Binocular vision requires intricate control of eye movement to align overlapping visual fields for fusion in the visual cortex, and each eye is controlled by 6 extraocular muscles (EOMs). Disorders of EOMs are an important cause of symptomatic vision loss. Importantly, EOMs represent specialized skeletal muscles with distinct gene expression profile and susceptibility to neuromuscular disorders. We aim to investigate and describe the anatomy of adult zebrafish extraocular muscles (EOMs) to enable comparison with human EOM anatomy and facilitate the use of zebrafish as a model for EOM research.
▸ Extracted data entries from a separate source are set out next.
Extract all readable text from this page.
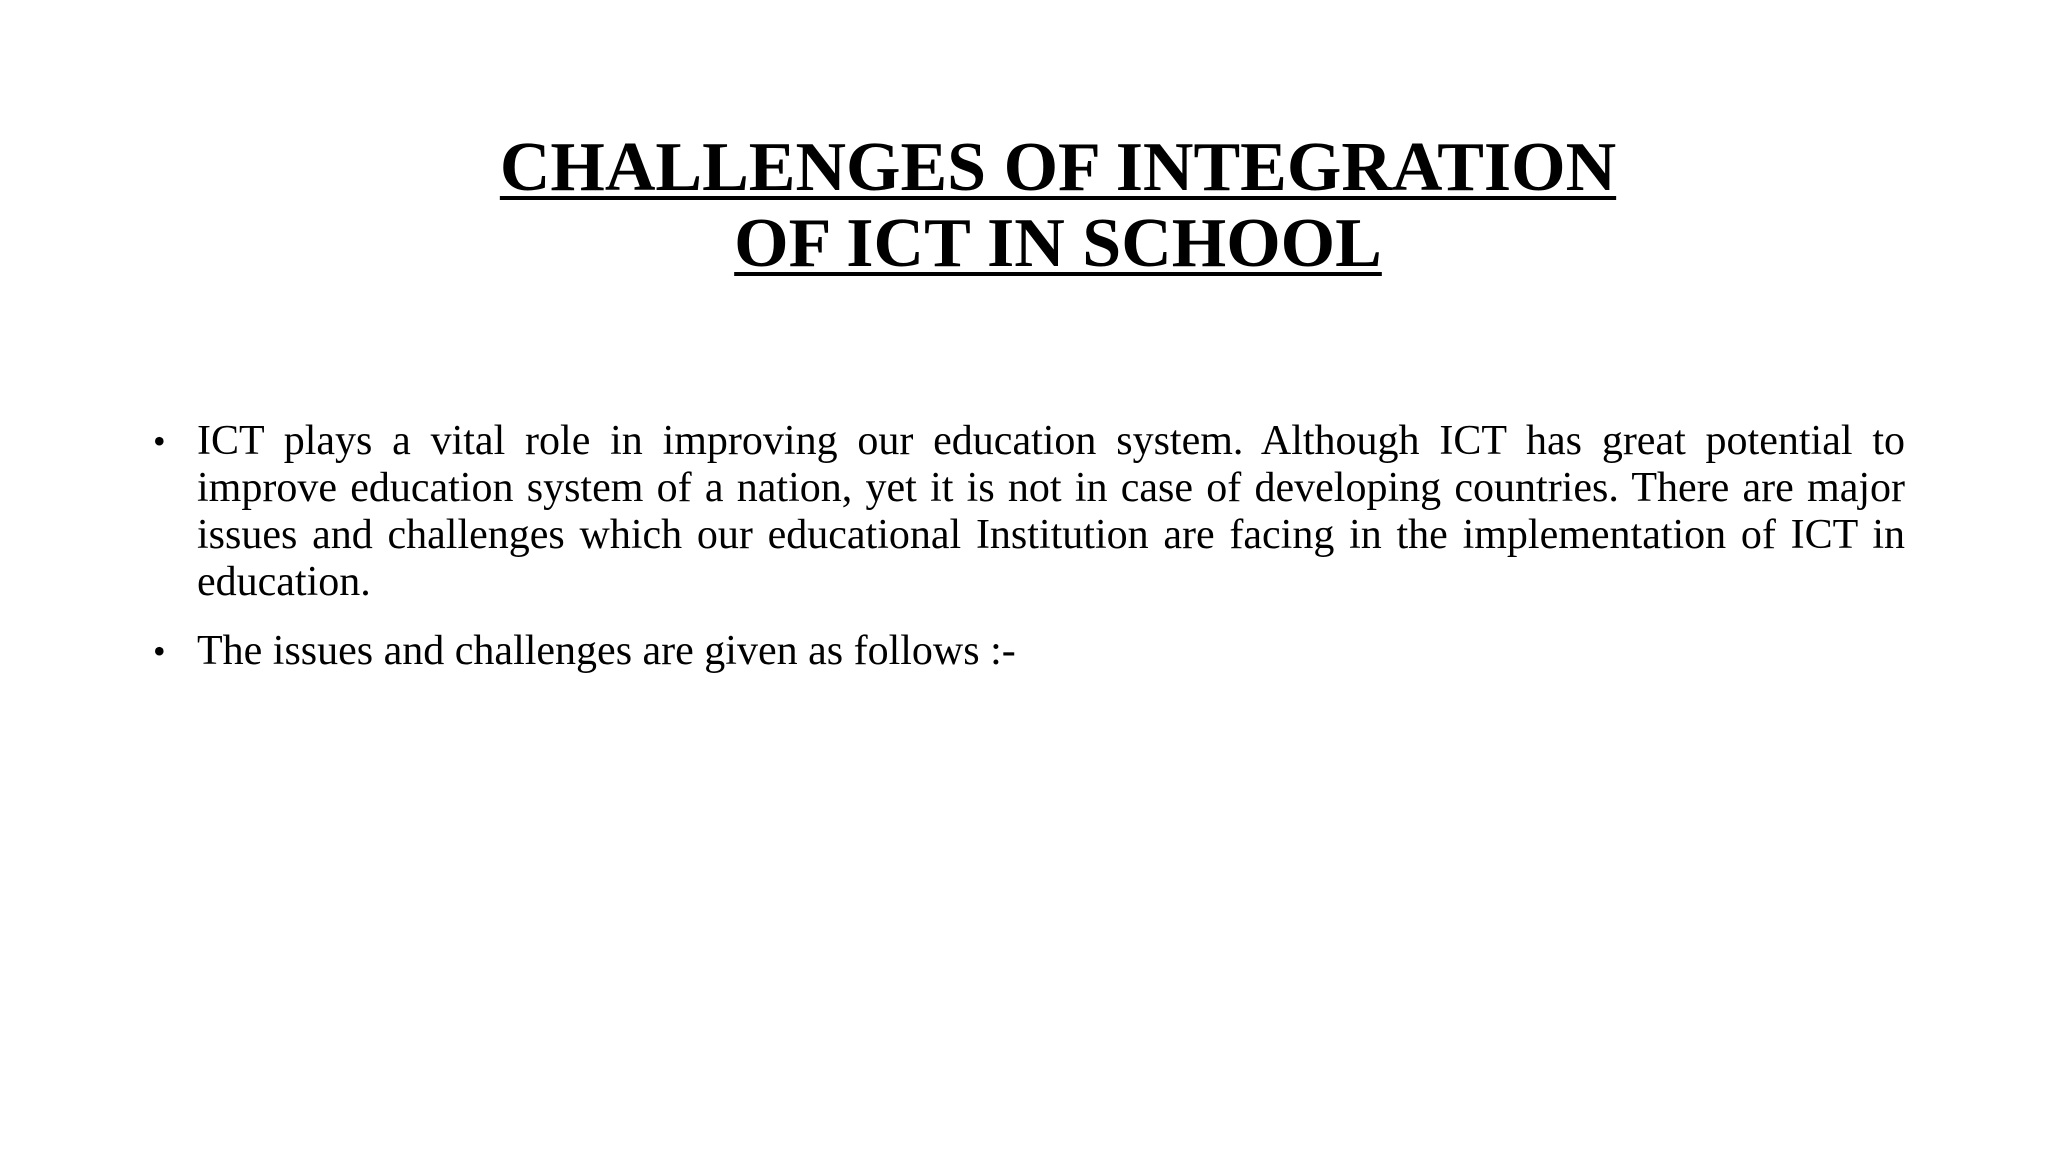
CHALLENGES OF INTEGRATION
OF ICT IN SCHOOL
• ICT plays a vital role in improving our education system. Although ICT has great potential to improve education system of a nation, yet it is not in case of developing countries. There are major issues and challenges which our educational Institution are facing in the implementation of ICT in education.
• The issues and challenges are given as follows :-
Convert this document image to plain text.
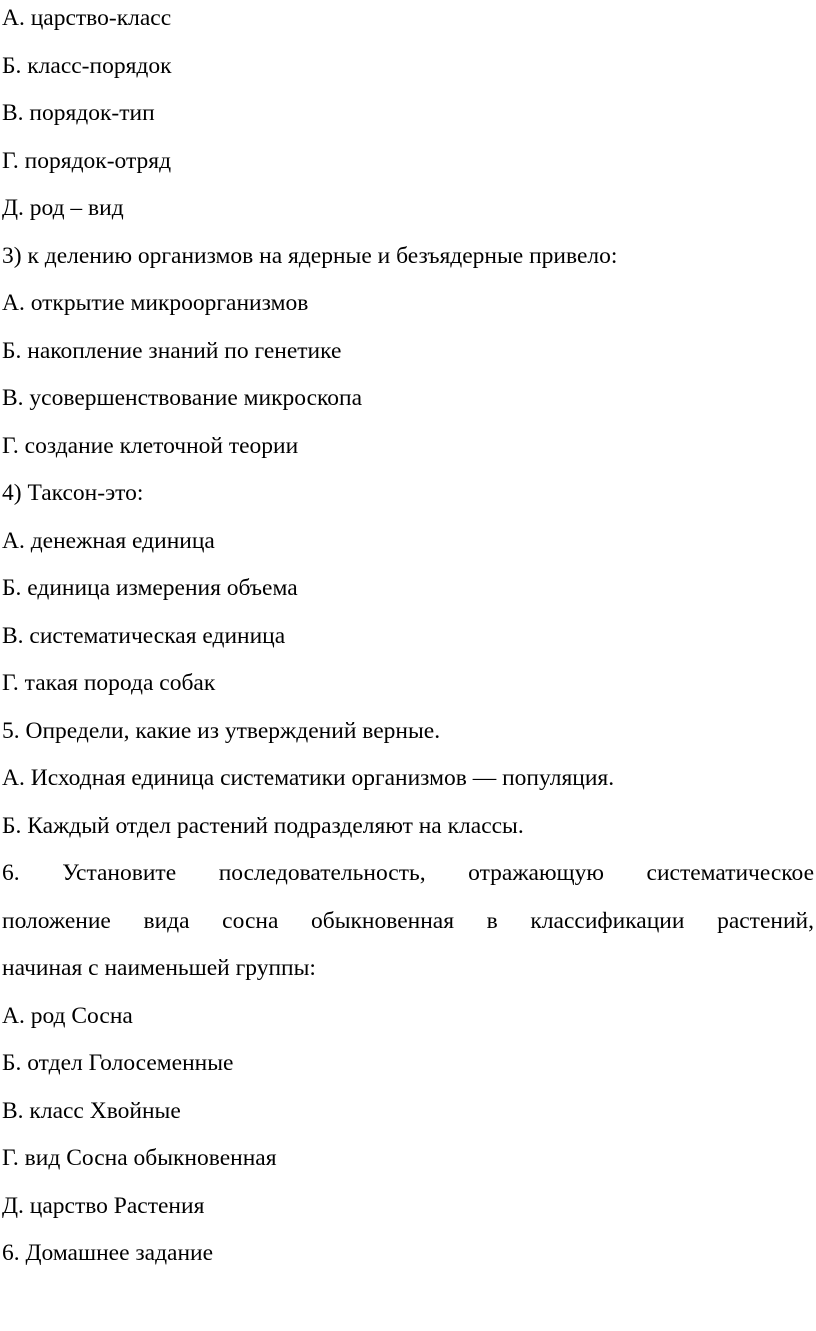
А. царство-класс
Б. класс-порядок
В. порядок-тип
Г. порядок-отряд
Д. род – вид
3) к делению организмов на ядерные и безъядерные привело:
А. открытие микроорганизмов
Б. накопление знаний по генетике
В. усовершенствование микроскопа
Г. создание клеточной теории
4) Таксон-это:
А. денежная единица
Б. единица измерения объема
В. систематическая единица
Г. такая порода собак
5. Определи, какие из утверждений верные.
А. Исходная единица систематики организмов — популяция.
Б. Каждый отдел растений подразделяют на классы.
6. Установите последовательность, отражающую систематическое
положение вида сосна обыкновенная в классификации растений,
начиная с наименьшей группы:
А. род Сосна
Б. отдел Голосеменные
В. класс Хвойные
Г. вид Сосна обыкновенная
Д. царство Растения
6. Домашнее задание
Using differential interference contrast (DIC), epifluorescence microscopy, and precise sectioning techniques, we evaluate the anatomy of zebrafish EOM origin, muscle course, and insertion on the eye. Immunofluorescence is used to identify components of tendons, basement membrane and neuromuscular junctions (NMJs), and to analyze myofiber characteristics. We find that adult zebrafish EOM insertions on the globe parallel the organization of human EOMs, including the close proximity of specific EOM insertions to one another. However, analysis of EOM origins reveals important differences between human and zebrafish, such as the common rostral origin of both oblique muscles and the caudal origin of the lateral rectus muscles. Thrombospondin 4 marks the EOM tendons in regions that are highly innervated, and laminin marks the basement membrane, enabling evaluation of myofiber size and distribution. The NMJs appear to include both en plaque and en grappe synapses, while NMJ density is much higher in EOMs than in somatic muscles. In conclusion, zebrafish and human EOM anatomy are generally homologous, supporting the use of zebrafish for studying EOM biology. However, anatomic differences exist, revealing divergent evolutionary pressures.